Saturday, October 27, 2007




Hypothetical political coincidence or Tom Tancredo is on denial stage for bigotry and conspiracy for Immigration raids at the hotel where he stayed?

Immigration agents raid hotel where Tancredo stayed

federal immigration raid has shut down a Vermont hotel where Rep. Tom Tancredo, a hard-line opponent of illegal immigration, stayed during a recent campaign visit to neighboring New Hampshire.

Tancredo told reporters about the coincidence during a visit to Davenport, Iowa, on Thursday night, saying he was surprised to learn the news from his New Hampshire campaign staff.

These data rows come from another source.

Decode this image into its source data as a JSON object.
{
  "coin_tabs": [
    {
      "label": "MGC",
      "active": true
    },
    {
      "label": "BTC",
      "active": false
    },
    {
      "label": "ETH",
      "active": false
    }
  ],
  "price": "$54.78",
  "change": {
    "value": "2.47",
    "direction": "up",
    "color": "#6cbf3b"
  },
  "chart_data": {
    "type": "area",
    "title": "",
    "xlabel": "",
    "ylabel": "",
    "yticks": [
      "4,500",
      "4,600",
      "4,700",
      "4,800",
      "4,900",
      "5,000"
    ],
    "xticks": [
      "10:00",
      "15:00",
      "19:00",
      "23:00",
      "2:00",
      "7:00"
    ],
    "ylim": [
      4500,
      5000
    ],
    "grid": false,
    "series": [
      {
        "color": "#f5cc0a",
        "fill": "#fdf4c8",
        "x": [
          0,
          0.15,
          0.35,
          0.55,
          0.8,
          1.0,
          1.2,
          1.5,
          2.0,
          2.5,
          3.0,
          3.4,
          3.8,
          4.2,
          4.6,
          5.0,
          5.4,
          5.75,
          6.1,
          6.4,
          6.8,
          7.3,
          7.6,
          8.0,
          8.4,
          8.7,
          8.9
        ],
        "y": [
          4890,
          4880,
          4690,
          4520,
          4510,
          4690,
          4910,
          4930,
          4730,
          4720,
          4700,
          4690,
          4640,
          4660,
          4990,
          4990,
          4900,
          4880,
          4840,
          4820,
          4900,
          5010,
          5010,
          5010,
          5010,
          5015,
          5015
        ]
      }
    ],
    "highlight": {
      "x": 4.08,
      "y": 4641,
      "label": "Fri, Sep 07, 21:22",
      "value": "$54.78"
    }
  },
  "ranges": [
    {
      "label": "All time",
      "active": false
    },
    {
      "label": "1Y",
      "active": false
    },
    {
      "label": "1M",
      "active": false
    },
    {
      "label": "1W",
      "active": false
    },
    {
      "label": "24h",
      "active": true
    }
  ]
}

According to the Associated Press, agents from the Department of Homeland Security, FBI and Immigration and Customs Enforcement searched two hotels in Brattleboro, Vt. — a Hampton Inn and a Quality Inn.

The hotels' Canadian owner, Gurdeep Nagra, 38, was arrested and charged with harboring and employing illegal immigrants, and lying to authorities to gain his own authorization to live in the United States. He pleaded not guilty at an arraignment Tuesday in Burlington.

Fourteen hotel workers were arrested on suspected immigration violations, the Associated Press said.

The investigation reportedly began about a year ago — long before Tancredo's stay at the Hampton Inn on Sept. 22.

Tancredo has made immigration the centerpiece of his long-shot bid for the Republican presidential nomination, and for several years he has been harshly critical of President Bush's administration for what he considers lax enforcement of immigration laws.

In Muscatine, Iowa, on Thursday night, he told a handful of supporters gathered in a mostly empty high school auditorium that aggressive enforcement of existing laws against businesses that employ illegal immigrants would shut off the jobs "magnet" that prompts people to enter the country illegally.

"It wouldn't be an issue if we would enforce the law," Tancredo said.

Although he has been known to prompt immigration authorities to investigate cases — as he did last week when congressional colleagues invited illegal immigrants to a briefing at the U.S. Capitol — Tancredo said he was unaware of the issues at the hotel until after the raids.

When his staff told him about the news, he said his first thought was about his life on the road during the campaign and "that I can't distinguish one Hampton Inn from another."